I especially enjoy the diverse and odd signs of life revealed deep in melting snow that has accumulated evidence for weeks or months. Footprints commonly enlarge as they serve as foci for snow melt, and deer and fox tracks can easily come to resemble moose and coyote tracks with such enlargement.
At the end of a recent winter, my lawn was dotted with patterns of little snow mesas: steep-sided pillars that remained as the surrounding snow melted. These were the tracks of a red fox that had hunted across a layer of then-fresh snow, compacting and slightly melting the surface. That snow then re-froze into thin sheets of ice, more resistant to melt and erosion than the surrounding pack. These miniature mesas were produced by the same process that produces more imposing rock formations in western landscapes: the erosion of surrounding softer material leaves behind islands protected by harder caps.
The fox that left the footprints that became mesas offered its own illustration of the phenomenon of differential wear. When I saw this individual it lacked the white tail tip typical of its species. The dark pigment called melanin not only colors hair, but strengthens it, so white hairs are more susceptible to abrasion than dark hairs. A winter of hunting through snow and ice had worn down the more vulnerable white hairs at the tail’s end, leaving this individual marked with a record of its travels.

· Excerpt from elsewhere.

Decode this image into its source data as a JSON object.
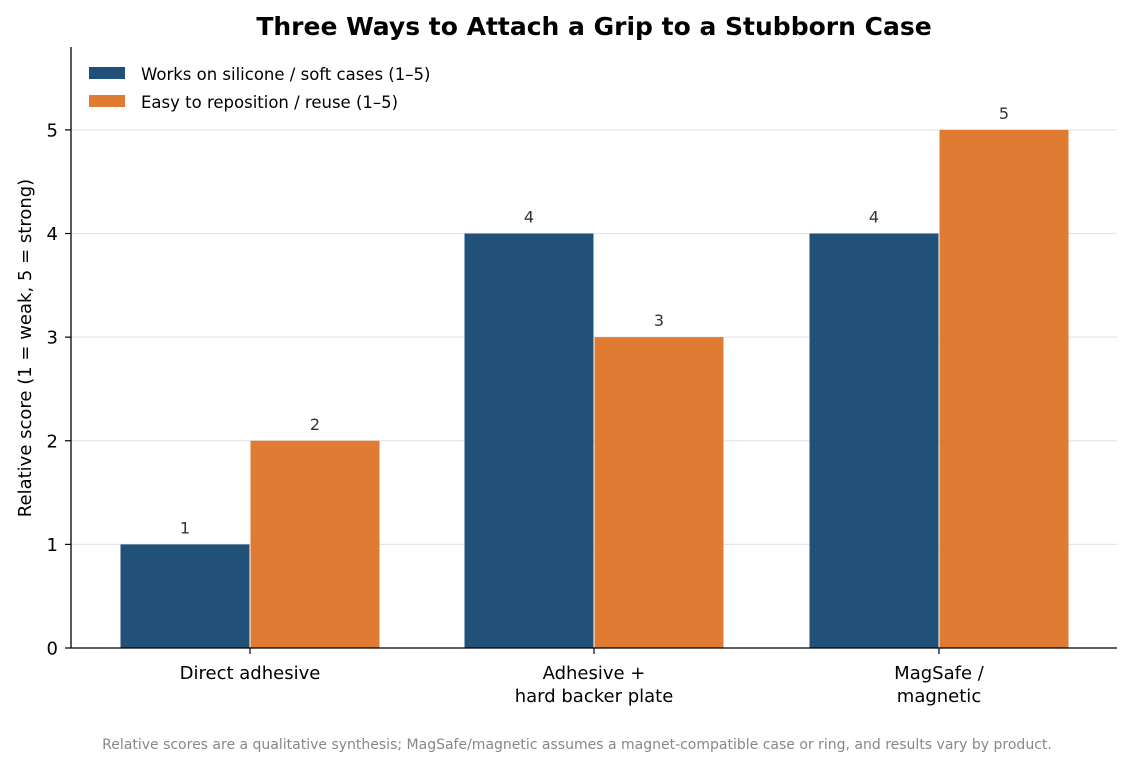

The hunting fox was also indirect evidence of the presence of small mammal prey on the lawn. More evidence comes with snow melt, which often shows a marbling of squiggly tunnels along the retreating snow line, a sign that voles and other small’ mammals had thrived beneath the snow (or to use the fancy term, in the subnivean habitat).
At the end of winters with long periods of snow cover, the trampled trails of these rodents remain apparent even after the snow is entirely gone. At those times I sometimes find the softball-sized balls of dead grass—vole nests constructed beneath the protective layer of snow. These nests, now vulnerable to foxes, squirrels, crows and other predators, are probably abandoned as soon as they are exposed and replaced with better sheltered abodes. All in all, this is a perilous time to be a small mammal: snow cover is reduced or gone, food supplies are depleted, and new growth isn’t yet providing much food or shelter,
Watching water boil in nature can also be far from boring, as witnessed by the many people who travel to Yellowstone to watch geysers erupt or to Hawaii to watch water sizzle as lava flows into the ocean. The annual drama of snow melt, though, is something I can watch in my own front yard.
Each year is different, with a different history of snow cover and temperature, with conditions that often differ dramatically over a few miles. The differences in snow melt never fail to captivate me as I watch the unfolding of short histories, miniature versions of the long fossil record.
David Spector is a former board president of the Hitchcock Center for the Environment and teaches biology at Central Connecticut State University.